SAINT BLAISE - ÉVÊQUE ET MARTYR

3 février

   Maintenant que l'Église a clos pour nous la touchante Quarantaine de la Naissance du Sauveur, et qu'elle nous a ouvert la source des fortes et sérieuses méditations qui doivent nous préparer pour la pénitence, chaque Fête des Bienheureux doit nous apporter une impression propre à nourrir en nous l'esprit de ce saint Temps. Dans la période dont nous sortons, tous les amis de Dieu que nous avions à fêter, nous apparaissaient rayonnants des joies de la Naissance de l'Emmanuel; ils formaient sa cour radieuse et triomphante. D'ici à la Résurrection du Fils de Dieu, nous aimerons à les considérer surtout dans les labeurs du pèlerinage de cette vie. Ce qui nous importe aujourd'hui, c'est de voir et d'étudier comment ils ont vaincu le monde et la chair. « Ils allaient, dit le Psalmiste, et ils jetaient la semence sur le sillon, l'arrosant de leurs pleurs; mais ils reviendront dans l'allégresse, chargés des gerbes que leurs sueurs auront produites (Psalm. CXXV). » Espérons qu'il en sera de même pour nous, à la fin de cette laborieuse carrière, et que le Christ ressuscité nous saluera comme ses membres vivants et renouvelés. Dans la période que nous avons présentement à traverser, les Martyrs abondent, et nous débutons aujourd'hui par un des plus célèbres. Sébaste, en Arménie, fut honorée par ses vertus pastorales et par sa glorieuse Passion; bientôt la même ville nous fournira dans un seul jour quarante soldats Martyrs. La dévotion envers saint Blaise est demeurée très vive en Orient, surtout en Arménie, et son culte, introduit de bonne heure dans les Églises de l'Occident, y a toujours été très populaire. Sa fête n'étant néanmoins que du degré simple, l'Église Romaine n'a consacré à son honneur que la courte Légende que nous donnons ici. 

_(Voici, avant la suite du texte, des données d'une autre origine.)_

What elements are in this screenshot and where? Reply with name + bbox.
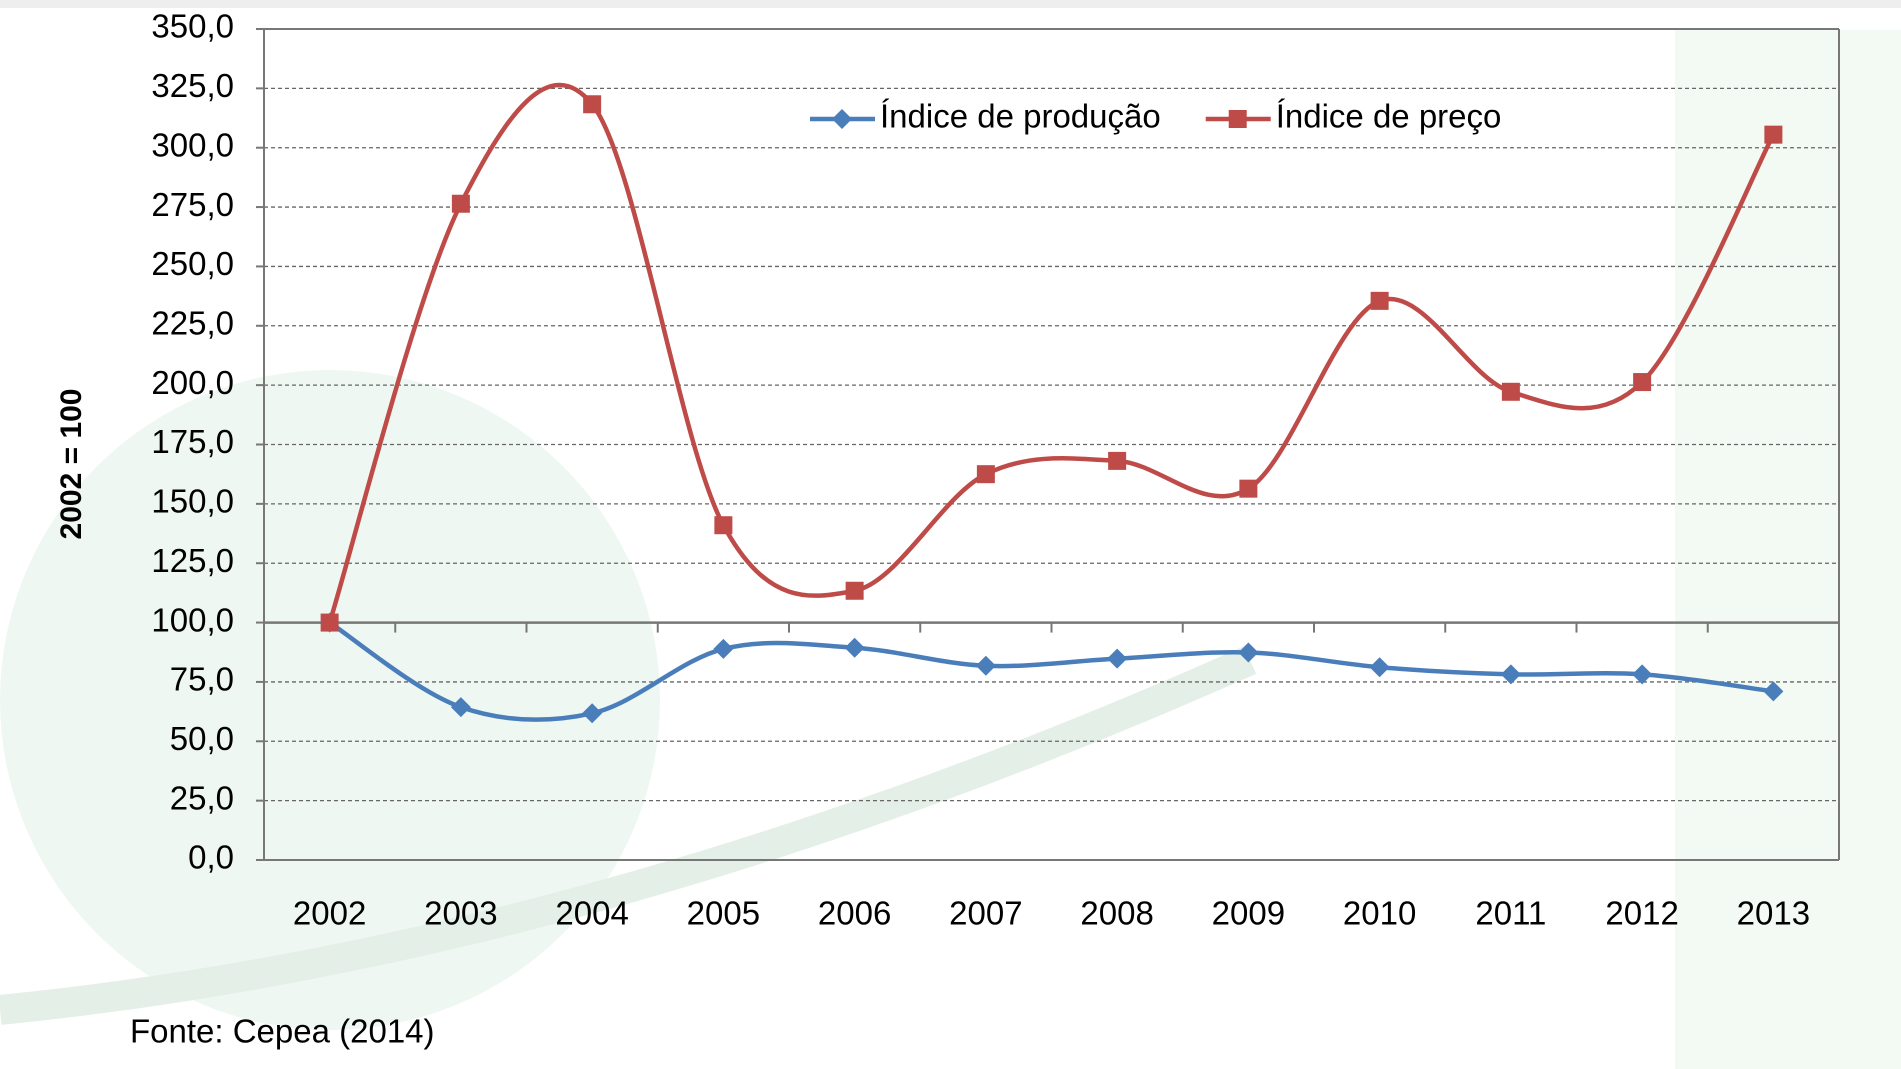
data-point — [1370, 657, 1390, 677]
data-point — [713, 639, 733, 659]
y-tick-label: 325,0 — [151, 67, 234, 104]
x-tick-label: 2010 — [1343, 895, 1416, 932]
y-tick-label: 25,0 — [170, 779, 234, 816]
y-tick-label: 100,0 — [151, 601, 234, 638]
data-point — [1632, 664, 1652, 684]
x-tick-label: 2005 — [687, 895, 760, 932]
y-tick-label: 275,0 — [151, 186, 234, 223]
y-tick-label: 225,0 — [151, 305, 234, 342]
y-tick-label: 350,0 — [151, 8, 234, 45]
x-tick-label: 2009 — [1212, 895, 1285, 932]
data-point — [846, 582, 864, 600]
data-point — [1239, 480, 1257, 498]
x-tick-label: 2004 — [555, 895, 628, 932]
y-tick-label: 50,0 — [170, 720, 234, 757]
y-tick-label: 125,0 — [151, 542, 234, 579]
x-tick-label: 2012 — [1605, 895, 1678, 932]
y-tick-label: 175,0 — [151, 423, 234, 460]
data-point — [845, 638, 865, 658]
top-strip — [0, 0, 1901, 8]
data-point — [583, 95, 601, 113]
data-point — [1107, 649, 1127, 669]
legend-marker — [832, 109, 852, 129]
y-axis-label: 2002 = 100 — [55, 389, 88, 540]
y-tick-label: 300,0 — [151, 126, 234, 163]
legend-marker — [1229, 110, 1247, 128]
data-point — [976, 656, 996, 676]
x-tick-label: 2003 — [424, 895, 497, 932]
y-tick-label: 0,0 — [188, 839, 234, 876]
data-point — [321, 614, 339, 632]
x-tick-label: 2011 — [1475, 895, 1546, 932]
source-note: Fonte: Cepea (2014) — [130, 1013, 435, 1050]
data-point — [1764, 126, 1782, 144]
data-point — [977, 465, 995, 483]
x-tick-label: 2013 — [1737, 895, 1810, 932]
data-point — [452, 195, 470, 213]
x-tick-label: 2007 — [949, 895, 1022, 932]
y-tick-label: 200,0 — [151, 364, 234, 401]
x-tick-label: 2008 — [1080, 895, 1153, 932]
legend-label: Índice de produção — [880, 98, 1161, 135]
data-point — [1502, 383, 1520, 401]
legend-label: Índice de preço — [1276, 98, 1502, 135]
x-tick-label: 2002 — [293, 895, 366, 932]
data-point — [714, 516, 732, 534]
data-point — [1371, 292, 1389, 310]
data-point — [1633, 373, 1651, 391]
y-tick-label: 75,0 — [170, 661, 234, 698]
y-tick-label: 150,0 — [151, 483, 234, 520]
chart: 2002 = 100 Fonte: Cepea (2014) 0,0 25,0 50… — [0, 0, 1901, 1069]
y-tick-label: 250,0 — [151, 245, 234, 282]
data-point — [1108, 452, 1126, 470]
x-tick-label: 2006 — [818, 895, 891, 932]
page: 2002 = 100 Fonte: Cepea (2014) 0,0 25,0 50… — [0, 0, 1901, 1069]
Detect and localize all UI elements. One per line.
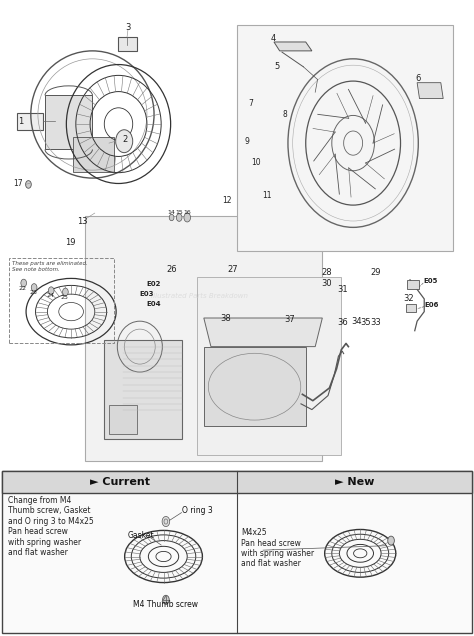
Text: 38: 38 (220, 314, 231, 323)
Text: 15: 15 (175, 210, 183, 215)
Text: 1: 1 (18, 117, 23, 126)
Bar (406, 304, 416, 312)
Bar (104, 340, 182, 439)
Polygon shape (417, 83, 443, 99)
Text: M4x25
Pan head screw
with spring washer
and flat washer: M4x25 Pan head screw with spring washer … (241, 528, 314, 569)
Text: 11: 11 (262, 191, 272, 200)
Text: E06: E06 (424, 302, 438, 308)
Text: 31: 31 (337, 285, 347, 294)
Bar (407, 280, 419, 289)
Circle shape (388, 536, 394, 545)
Polygon shape (197, 277, 341, 455)
Bar (85, 216, 322, 461)
Text: Change from M4
Thumb screw, Gasket
and O ring 3 to M4x25
Pan head screw
with spr: Change from M4 Thumb screw, Gasket and O… (8, 496, 94, 557)
Text: 9: 9 (245, 137, 250, 146)
Text: E04: E04 (146, 301, 161, 307)
Text: 2: 2 (122, 135, 128, 144)
Text: O ring 3: O ring 3 (182, 506, 212, 515)
Text: 30: 30 (321, 279, 331, 288)
Text: 27: 27 (227, 265, 237, 273)
Text: 25: 25 (61, 294, 68, 300)
Circle shape (176, 214, 182, 221)
Text: 32: 32 (403, 294, 414, 303)
Text: 29: 29 (370, 268, 381, 277)
Bar (109, 405, 137, 434)
Text: ► Current: ► Current (90, 477, 150, 487)
Text: 7: 7 (248, 99, 253, 107)
Text: 23: 23 (29, 290, 37, 295)
Text: These parts are eliminated.
See note bottom.: These parts are eliminated. See note bot… (12, 261, 88, 272)
Text: 34: 34 (351, 317, 362, 326)
Circle shape (163, 595, 169, 604)
Circle shape (63, 288, 68, 296)
Text: M4 Thumb screw: M4 Thumb screw (133, 600, 198, 609)
Text: 10: 10 (251, 158, 261, 167)
Text: ► New: ► New (335, 477, 374, 487)
Circle shape (26, 181, 31, 188)
Bar (118, 37, 137, 51)
Text: 37: 37 (285, 315, 295, 324)
Text: Gasket: Gasket (128, 531, 155, 540)
Bar (2, 471, 472, 633)
Text: E03: E03 (139, 291, 154, 297)
Circle shape (31, 284, 37, 291)
Text: 12: 12 (222, 196, 232, 205)
Polygon shape (204, 318, 322, 347)
Text: 19: 19 (65, 238, 75, 247)
Text: 36: 36 (337, 318, 347, 327)
Text: Illustrated Parts Breakdown: Illustrated Parts Breakdown (151, 293, 247, 299)
Text: 35: 35 (361, 318, 371, 327)
Text: 24: 24 (46, 293, 54, 298)
Text: 4: 4 (270, 34, 276, 43)
Bar (73, 137, 114, 172)
Bar (9, 258, 114, 343)
Circle shape (21, 279, 27, 287)
Text: 13: 13 (77, 217, 87, 226)
Text: E02: E02 (146, 280, 160, 287)
Bar (204, 347, 306, 426)
Text: 28: 28 (322, 268, 332, 277)
Polygon shape (274, 42, 312, 51)
Text: 17: 17 (13, 179, 23, 188)
Text: 5: 5 (274, 62, 280, 71)
Circle shape (48, 287, 54, 294)
Text: 3: 3 (125, 23, 131, 32)
Circle shape (116, 130, 133, 153)
Bar (45, 95, 92, 149)
Bar (17, 113, 43, 130)
Text: E05: E05 (423, 278, 438, 284)
Text: 8: 8 (283, 110, 288, 119)
Text: 14: 14 (168, 210, 175, 215)
Text: 22: 22 (19, 286, 27, 291)
Circle shape (169, 214, 174, 221)
Circle shape (162, 516, 170, 527)
Text: 26: 26 (167, 265, 177, 273)
Bar (2, 471, 472, 493)
Text: 33: 33 (371, 318, 381, 327)
Bar (237, 25, 453, 251)
Text: 6: 6 (416, 74, 421, 83)
Text: 16: 16 (183, 210, 191, 215)
Circle shape (184, 213, 191, 222)
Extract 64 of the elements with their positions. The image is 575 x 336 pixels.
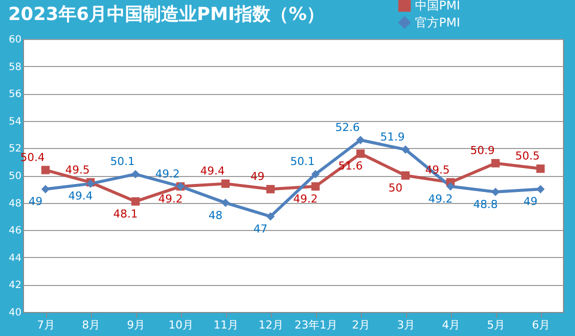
y-tick-label: 58 <box>8 62 22 73</box>
data-label: 49.2 <box>158 192 183 206</box>
x-tick-label: 7月 <box>37 318 55 332</box>
y-tick-label: 40 <box>8 308 22 318</box>
point <box>221 198 230 207</box>
data-label: 51.9 <box>380 130 405 144</box>
data-label: 50.5 <box>515 150 540 163</box>
data-label: 50 <box>388 182 402 194</box>
y-tick-label: 56 <box>8 89 22 100</box>
point <box>401 171 410 180</box>
data-label: 49 <box>250 170 264 184</box>
data-label: 52.6 <box>335 121 360 134</box>
chart-title: 2023年6月中国制造业PMI指数（%） <box>8 4 325 25</box>
x-tick-label: 6月 <box>532 318 550 332</box>
x-tick-label: 9月 <box>127 318 145 332</box>
x-tick-label: 12月 <box>258 318 284 332</box>
x-tick-label: 23年1月 <box>294 318 338 332</box>
point <box>221 180 230 188</box>
point <box>311 170 320 178</box>
data-label: 49.4 <box>68 190 93 203</box>
point <box>446 182 455 191</box>
data-label: 50.1 <box>110 155 135 168</box>
point <box>266 212 275 221</box>
data-label: 48.1 <box>113 207 138 220</box>
y-tick-label: 60 <box>8 34 22 46</box>
y-tick-label: 50 <box>8 171 22 182</box>
point <box>266 184 275 194</box>
data-label: 49.2 <box>428 192 453 206</box>
data-label: 48.8 <box>473 198 498 211</box>
x-tick-label: 5月 <box>487 318 505 332</box>
x-tick-label: 11月 <box>214 318 238 332</box>
data-label: 50.1 <box>290 155 315 168</box>
x-tick-label: 3月 <box>397 318 415 332</box>
data-label: 49.5 <box>65 163 90 176</box>
point <box>491 159 500 168</box>
y-tick-label: 48 <box>8 198 22 210</box>
x-tick-label: 4月 <box>442 318 460 332</box>
data-label: 49.2 <box>155 167 180 180</box>
point <box>401 145 410 154</box>
x-tick-label: 2月 <box>352 318 370 332</box>
x-tick-label: 8月 <box>82 318 100 332</box>
data-label: 47 <box>254 222 268 236</box>
point <box>41 166 50 174</box>
legend-label: 官方PMI <box>415 16 460 30</box>
point <box>356 136 365 144</box>
data-label: 49.4 <box>200 164 225 178</box>
point <box>536 164 545 173</box>
point <box>356 149 365 158</box>
data-label: 49 <box>524 195 538 208</box>
data-label: 49.2 <box>293 192 318 206</box>
point <box>131 197 140 206</box>
legend-label: 中国PMI <box>415 0 460 12</box>
point <box>41 184 50 194</box>
y-tick-label: 54 <box>8 116 22 128</box>
point <box>311 182 320 191</box>
data-label: 48 <box>208 208 222 222</box>
x-tick-label: 10月 <box>168 318 194 332</box>
y-tick-label: 52 <box>8 144 22 155</box>
y-tick-label: 42 <box>8 280 22 292</box>
y-tick-label: 44 <box>8 252 22 264</box>
y-tick-label: 46 <box>8 226 22 237</box>
data-label: 49 <box>28 195 42 208</box>
point <box>131 170 140 178</box>
data-label: 50.9 <box>470 144 495 158</box>
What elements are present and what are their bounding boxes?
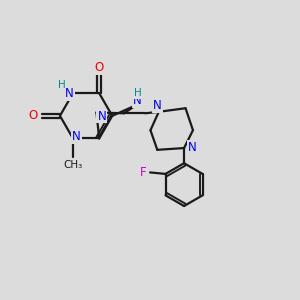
Text: N: N	[153, 99, 162, 112]
Text: N: N	[188, 141, 197, 154]
Text: F: F	[140, 166, 147, 179]
Text: N: N	[72, 130, 81, 143]
Text: N: N	[133, 94, 142, 107]
Text: O: O	[28, 109, 38, 122]
Text: N: N	[65, 87, 74, 100]
Text: H: H	[134, 88, 142, 98]
Text: N: N	[98, 110, 106, 122]
Text: O: O	[94, 61, 104, 74]
Text: CH₃: CH₃	[63, 160, 82, 170]
Text: H: H	[58, 80, 66, 90]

   Blaise fleurissait en toute sorte de vertus à Sébaste en Arménie, lorsqu'il fut élu évêque de cette ville. Au temps où Dioclétien exerçait son insatiable cruauté contre les Chrétiens, le saint se retira dans une caverne du mont Argée, où il demeura caché jusqu'à ce qu'ayant été découvert par des soldats du gouverneur Agricolaüs, qui se livraient à la chasse, il fut conduit devant ce magistrat et jeté en prison par son ordre. Là, il guérit plusieurs malades qu'on lui amena, à cause de la réputation de sainteté dont il jouissait, et entre autres un enfant qui se mourait pour avoir avalé une arête qui lui était demeurée de travers dans le gosier, en sorte que les médecins désespéraient de le sauver. Blaise comparut deux fois devant le gouverneur, sans que l'on pût, ni par caresses, ni par menaces, le persuader de sacrifier aux idoles. Il fut donc d'abord battu de verges, ensuite déchiré avec des peignes de fer sur le chevalet, et enfin il eut la tête tranchée, rendant un glorieux témoignage au Seigneur Jésus-Christ, le trois des nones de février. 
   Nous unissons nos voix au concert de louanges que vous adressent toutes les Églises qui sont sous le ciel, ô glorieux Martyr! En retour de nos hommages, du sommet de la gloire où vous régnez, abaissez vos regards sur nous, et voyez les fidèles de la chrétienté tout entière qui se préparent aux saintes expiations de la pénitence, et qui songent à revenir au Seigneur leur Dieu par les larmes et la componction. Souvenez-vous de vos propres combats, et assistez-nous dans le travail de renouvellement que nous allons entreprendre. Vous n'avez pas craint les tourments de la mort; et quelque rude qu'ait été l'épreuve, vous l'avez subie avec courage. Obtenez-nous la constance dans une carrière moins périlleuse. Nos ennemis ne sont rien auprès de ceux qu'il vous a fallu vaincre; mais ils sont perfides, et si nous les ménageons, ils peuvent nous abattre. Obtenez-nous le secours divin par lequel vous avez triomphé. Nous sommes les fils des Martyrs; que leur sang ne dégénère pas en nous. Souvenez-vous aussi, saint Pontife, des heureuses contrées que vous arrosâtes de votre sang. La foi pour laquelle vous avez donné votre vie s'y était altérée; des jours meilleurs semblent briller enfin. Par vos prières paternelles, rendez l'Arménie à l'Église catholique, et consolez, par le retour de leurs frères, les fidèles qui ont su s'y conserver orthodoxes, parmi tant de périls.